If you wish to buy an aquarium to make your living room more vivid, it is undoubtedly a fantastic option. If you are a first time user, you may not know all the nitty-gritty about it. People often cannot decide which is the better substrate for the fish tanks, sand or gravel?
Some prefer sand over gravel for its natural look. There are several factors you have to consider to come to a decision finally.
Sand And Gravel- Find The Key Difference
Setting Up The Fish Tanks
To set up your tank with gravel is relatively easy. It requires only a basic rinse wash and close supervision before placing it inside the tank.
Cloudiness is the main challenge if you use sand. You have to go through a lengthy process to settle down the cloudiness. And before installing it inside, you have to do a lot of rinse wash. You may require ten or even more rinse to get a clear vision of the aquarium.
But you will feel rewarded after this elaborate cleaning process.
Sand Enhances The Beauty Factor Of The Fish Tanks Multiple Times
If you can tolerate the lengthy set-up process, then sand is going to rock your aquarium with its more natural and polished look.
Gravel can also give a great look, depending on its color. It is good to have dark earthy-toned gravel to have the essence of nature.
The Cleaning Of The Substrate
To get a crystal clear look, cleaning at a regular interval is essential. They have a diverse cleaning procedure.
Gravel: The food particles and waste fall in the cracks and gaps and prevents them from getting a tidy look. A gravel vacuum is needed to suck up all those wastes properly, which is not possible by hand.
Sand: Cleaning the sand is comparatively easy as you can see all the dirt get accumulated there in the tank, and it impossible to avoid as the dirt is collected on the top of the sand layer.
If you can clean the aquarium whenever you change the water, dirt will not be collected for long, and you will always get a cleaner look. The cleaning will take lesser time too.

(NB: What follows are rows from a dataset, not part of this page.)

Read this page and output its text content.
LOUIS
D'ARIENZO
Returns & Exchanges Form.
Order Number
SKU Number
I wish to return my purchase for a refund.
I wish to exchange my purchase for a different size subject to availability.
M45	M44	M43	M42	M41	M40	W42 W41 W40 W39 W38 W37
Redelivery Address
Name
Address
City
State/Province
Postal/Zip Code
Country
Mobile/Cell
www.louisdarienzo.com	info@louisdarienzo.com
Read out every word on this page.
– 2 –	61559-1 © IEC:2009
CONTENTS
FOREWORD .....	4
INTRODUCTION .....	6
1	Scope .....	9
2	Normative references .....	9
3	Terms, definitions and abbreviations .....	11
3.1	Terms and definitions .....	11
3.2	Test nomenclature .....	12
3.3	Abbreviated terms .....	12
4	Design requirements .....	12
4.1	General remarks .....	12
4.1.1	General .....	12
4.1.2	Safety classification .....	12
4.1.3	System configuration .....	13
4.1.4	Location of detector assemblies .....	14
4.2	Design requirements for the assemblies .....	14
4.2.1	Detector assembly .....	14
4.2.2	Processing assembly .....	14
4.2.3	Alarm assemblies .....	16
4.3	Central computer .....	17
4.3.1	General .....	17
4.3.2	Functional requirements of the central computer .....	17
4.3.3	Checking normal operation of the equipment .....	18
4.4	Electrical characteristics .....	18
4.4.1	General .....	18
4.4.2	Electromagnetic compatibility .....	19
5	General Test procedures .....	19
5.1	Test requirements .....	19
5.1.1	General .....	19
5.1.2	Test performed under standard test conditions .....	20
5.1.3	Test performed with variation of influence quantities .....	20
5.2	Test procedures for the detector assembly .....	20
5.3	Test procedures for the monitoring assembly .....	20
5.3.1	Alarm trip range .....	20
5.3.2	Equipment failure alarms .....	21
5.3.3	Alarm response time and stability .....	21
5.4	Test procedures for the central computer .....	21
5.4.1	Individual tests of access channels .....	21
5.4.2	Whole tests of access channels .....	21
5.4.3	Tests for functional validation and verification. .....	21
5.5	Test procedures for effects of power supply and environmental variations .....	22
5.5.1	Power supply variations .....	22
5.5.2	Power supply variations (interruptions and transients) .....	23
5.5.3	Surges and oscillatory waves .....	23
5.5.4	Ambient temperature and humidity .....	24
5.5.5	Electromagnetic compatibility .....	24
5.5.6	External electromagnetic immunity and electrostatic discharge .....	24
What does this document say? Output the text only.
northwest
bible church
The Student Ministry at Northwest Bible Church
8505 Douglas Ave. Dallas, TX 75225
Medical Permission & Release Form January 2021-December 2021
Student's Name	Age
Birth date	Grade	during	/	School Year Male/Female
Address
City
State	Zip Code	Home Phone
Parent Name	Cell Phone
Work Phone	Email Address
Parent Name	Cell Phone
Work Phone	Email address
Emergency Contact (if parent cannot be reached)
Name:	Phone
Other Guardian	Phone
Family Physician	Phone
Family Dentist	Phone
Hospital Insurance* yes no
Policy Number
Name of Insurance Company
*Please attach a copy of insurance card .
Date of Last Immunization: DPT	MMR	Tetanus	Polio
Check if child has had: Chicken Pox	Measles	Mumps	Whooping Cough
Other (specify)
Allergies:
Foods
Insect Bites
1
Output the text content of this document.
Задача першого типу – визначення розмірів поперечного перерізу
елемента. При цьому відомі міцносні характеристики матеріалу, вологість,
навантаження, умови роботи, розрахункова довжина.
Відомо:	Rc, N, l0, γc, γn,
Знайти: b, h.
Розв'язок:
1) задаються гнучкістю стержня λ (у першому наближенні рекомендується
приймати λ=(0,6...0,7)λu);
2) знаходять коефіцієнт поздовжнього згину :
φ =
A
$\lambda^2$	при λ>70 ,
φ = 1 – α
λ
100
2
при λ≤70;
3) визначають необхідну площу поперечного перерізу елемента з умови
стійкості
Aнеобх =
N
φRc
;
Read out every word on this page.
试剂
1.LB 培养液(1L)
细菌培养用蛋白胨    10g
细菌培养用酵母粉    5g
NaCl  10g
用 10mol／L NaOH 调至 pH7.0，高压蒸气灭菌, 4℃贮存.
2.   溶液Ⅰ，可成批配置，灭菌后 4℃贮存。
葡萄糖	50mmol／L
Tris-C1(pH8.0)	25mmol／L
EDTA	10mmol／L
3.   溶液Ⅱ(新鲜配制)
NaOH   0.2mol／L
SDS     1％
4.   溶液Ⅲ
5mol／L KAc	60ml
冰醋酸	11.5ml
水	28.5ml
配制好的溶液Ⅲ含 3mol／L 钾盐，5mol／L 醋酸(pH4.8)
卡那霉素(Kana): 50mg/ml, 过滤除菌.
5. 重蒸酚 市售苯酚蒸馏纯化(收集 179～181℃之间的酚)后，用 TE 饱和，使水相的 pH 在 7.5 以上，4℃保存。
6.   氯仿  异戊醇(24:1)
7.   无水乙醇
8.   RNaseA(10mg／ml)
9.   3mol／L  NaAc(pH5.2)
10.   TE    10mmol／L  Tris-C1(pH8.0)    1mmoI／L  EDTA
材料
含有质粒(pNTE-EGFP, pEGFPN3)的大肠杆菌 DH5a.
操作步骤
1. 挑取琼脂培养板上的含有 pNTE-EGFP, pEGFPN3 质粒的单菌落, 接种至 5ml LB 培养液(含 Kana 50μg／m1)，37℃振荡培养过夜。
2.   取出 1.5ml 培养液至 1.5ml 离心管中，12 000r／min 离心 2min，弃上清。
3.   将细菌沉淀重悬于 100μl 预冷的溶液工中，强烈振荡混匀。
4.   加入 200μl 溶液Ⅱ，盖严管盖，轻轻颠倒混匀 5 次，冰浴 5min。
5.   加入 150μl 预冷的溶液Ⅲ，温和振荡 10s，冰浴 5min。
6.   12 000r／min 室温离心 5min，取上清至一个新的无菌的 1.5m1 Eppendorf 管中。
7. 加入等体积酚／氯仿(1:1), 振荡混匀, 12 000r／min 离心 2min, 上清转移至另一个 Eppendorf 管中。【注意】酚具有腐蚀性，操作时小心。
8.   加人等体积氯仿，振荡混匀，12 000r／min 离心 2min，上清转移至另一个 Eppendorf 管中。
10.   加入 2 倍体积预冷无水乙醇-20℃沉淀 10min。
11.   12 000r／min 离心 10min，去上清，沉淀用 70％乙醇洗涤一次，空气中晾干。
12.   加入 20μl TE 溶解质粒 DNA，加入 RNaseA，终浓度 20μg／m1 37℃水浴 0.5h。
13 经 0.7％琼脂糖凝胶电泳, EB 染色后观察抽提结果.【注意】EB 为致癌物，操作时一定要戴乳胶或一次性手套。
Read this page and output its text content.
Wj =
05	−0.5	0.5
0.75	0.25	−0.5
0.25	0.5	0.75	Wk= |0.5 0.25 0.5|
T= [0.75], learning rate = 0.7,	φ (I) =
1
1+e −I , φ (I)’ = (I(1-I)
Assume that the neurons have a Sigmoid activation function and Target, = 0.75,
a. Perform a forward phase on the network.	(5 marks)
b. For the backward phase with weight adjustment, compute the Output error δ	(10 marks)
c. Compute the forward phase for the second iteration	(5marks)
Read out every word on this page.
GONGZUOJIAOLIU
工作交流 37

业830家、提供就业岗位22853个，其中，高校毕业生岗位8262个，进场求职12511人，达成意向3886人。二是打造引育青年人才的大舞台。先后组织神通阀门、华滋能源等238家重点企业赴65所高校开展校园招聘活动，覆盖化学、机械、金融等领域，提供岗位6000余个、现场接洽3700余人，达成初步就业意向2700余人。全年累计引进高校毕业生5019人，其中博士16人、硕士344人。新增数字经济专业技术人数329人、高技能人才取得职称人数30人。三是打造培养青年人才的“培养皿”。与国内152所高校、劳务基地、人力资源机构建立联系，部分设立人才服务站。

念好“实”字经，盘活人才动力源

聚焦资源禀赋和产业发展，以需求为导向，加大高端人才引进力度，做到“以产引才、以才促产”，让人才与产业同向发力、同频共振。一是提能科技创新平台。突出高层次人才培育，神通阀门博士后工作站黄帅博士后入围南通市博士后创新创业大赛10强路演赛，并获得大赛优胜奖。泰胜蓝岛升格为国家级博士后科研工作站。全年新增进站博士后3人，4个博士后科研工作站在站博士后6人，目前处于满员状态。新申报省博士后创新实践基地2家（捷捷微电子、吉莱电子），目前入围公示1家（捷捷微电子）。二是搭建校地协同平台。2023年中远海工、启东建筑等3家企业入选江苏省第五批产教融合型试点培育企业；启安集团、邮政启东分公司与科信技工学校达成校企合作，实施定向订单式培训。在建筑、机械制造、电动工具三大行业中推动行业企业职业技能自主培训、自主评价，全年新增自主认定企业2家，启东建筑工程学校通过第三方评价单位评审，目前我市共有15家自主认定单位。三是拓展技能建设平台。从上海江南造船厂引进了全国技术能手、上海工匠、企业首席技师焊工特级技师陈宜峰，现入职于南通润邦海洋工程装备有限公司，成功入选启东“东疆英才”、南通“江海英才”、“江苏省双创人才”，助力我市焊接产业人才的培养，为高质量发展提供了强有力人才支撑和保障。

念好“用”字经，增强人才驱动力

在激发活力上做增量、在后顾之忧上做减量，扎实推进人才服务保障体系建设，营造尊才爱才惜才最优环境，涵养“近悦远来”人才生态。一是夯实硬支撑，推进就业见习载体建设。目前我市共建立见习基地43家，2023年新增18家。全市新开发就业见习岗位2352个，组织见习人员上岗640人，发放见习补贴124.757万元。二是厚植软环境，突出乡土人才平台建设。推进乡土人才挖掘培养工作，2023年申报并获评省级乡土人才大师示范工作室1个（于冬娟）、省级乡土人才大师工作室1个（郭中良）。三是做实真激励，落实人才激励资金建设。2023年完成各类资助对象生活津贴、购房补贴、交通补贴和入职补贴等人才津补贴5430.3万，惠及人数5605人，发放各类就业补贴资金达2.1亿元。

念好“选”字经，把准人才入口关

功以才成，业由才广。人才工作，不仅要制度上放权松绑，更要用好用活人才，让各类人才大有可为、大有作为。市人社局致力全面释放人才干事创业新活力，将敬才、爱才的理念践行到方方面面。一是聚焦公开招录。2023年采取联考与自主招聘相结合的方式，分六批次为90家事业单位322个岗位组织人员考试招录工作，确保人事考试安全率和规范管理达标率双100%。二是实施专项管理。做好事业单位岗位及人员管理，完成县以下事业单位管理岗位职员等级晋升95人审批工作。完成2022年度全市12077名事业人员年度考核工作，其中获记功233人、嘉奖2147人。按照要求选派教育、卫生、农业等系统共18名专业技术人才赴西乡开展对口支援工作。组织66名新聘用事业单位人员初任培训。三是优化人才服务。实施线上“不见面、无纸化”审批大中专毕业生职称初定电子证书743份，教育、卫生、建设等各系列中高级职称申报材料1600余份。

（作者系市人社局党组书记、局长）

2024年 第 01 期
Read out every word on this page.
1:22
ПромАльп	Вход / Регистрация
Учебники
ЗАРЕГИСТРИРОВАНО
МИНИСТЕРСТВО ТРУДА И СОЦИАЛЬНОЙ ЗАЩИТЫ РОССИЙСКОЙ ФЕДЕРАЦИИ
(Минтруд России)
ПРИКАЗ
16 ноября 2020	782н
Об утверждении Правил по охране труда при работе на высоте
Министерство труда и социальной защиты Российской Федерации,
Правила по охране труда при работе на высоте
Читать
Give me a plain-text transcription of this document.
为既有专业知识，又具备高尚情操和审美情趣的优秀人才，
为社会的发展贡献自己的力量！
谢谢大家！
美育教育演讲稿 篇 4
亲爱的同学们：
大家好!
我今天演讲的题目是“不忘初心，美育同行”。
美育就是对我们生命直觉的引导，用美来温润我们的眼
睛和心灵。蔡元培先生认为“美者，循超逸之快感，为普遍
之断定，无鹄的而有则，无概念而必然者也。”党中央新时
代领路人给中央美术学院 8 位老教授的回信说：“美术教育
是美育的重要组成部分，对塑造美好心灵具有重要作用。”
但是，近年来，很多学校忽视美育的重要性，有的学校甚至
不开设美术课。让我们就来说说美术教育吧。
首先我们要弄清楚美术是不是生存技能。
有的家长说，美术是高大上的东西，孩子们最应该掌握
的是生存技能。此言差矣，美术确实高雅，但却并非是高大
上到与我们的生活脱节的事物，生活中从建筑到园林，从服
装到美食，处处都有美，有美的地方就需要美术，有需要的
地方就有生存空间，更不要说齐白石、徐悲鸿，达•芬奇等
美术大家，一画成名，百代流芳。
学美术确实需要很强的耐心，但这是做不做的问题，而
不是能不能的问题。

The Air Pocket Is An Issue With Sand
There are possibilities of air pocket formation if sand is the substrate you use. For a shallow sandbank, it does not form, but for thicker layers, it is a severe issue. The waste gets collected in the empty pockets, and over time, it gets toxic.
The only way to get rid of this is proper maintenance.
Difference In Cost
The cost usually depends on the size, quality, and color. Sand is much cheaper. If you purchase it from the local pet shop, you may have to pay more. Many aquarium owners frequently use blast sand. It is damn cheap. And you will get more color options to make your tank looking more attractive.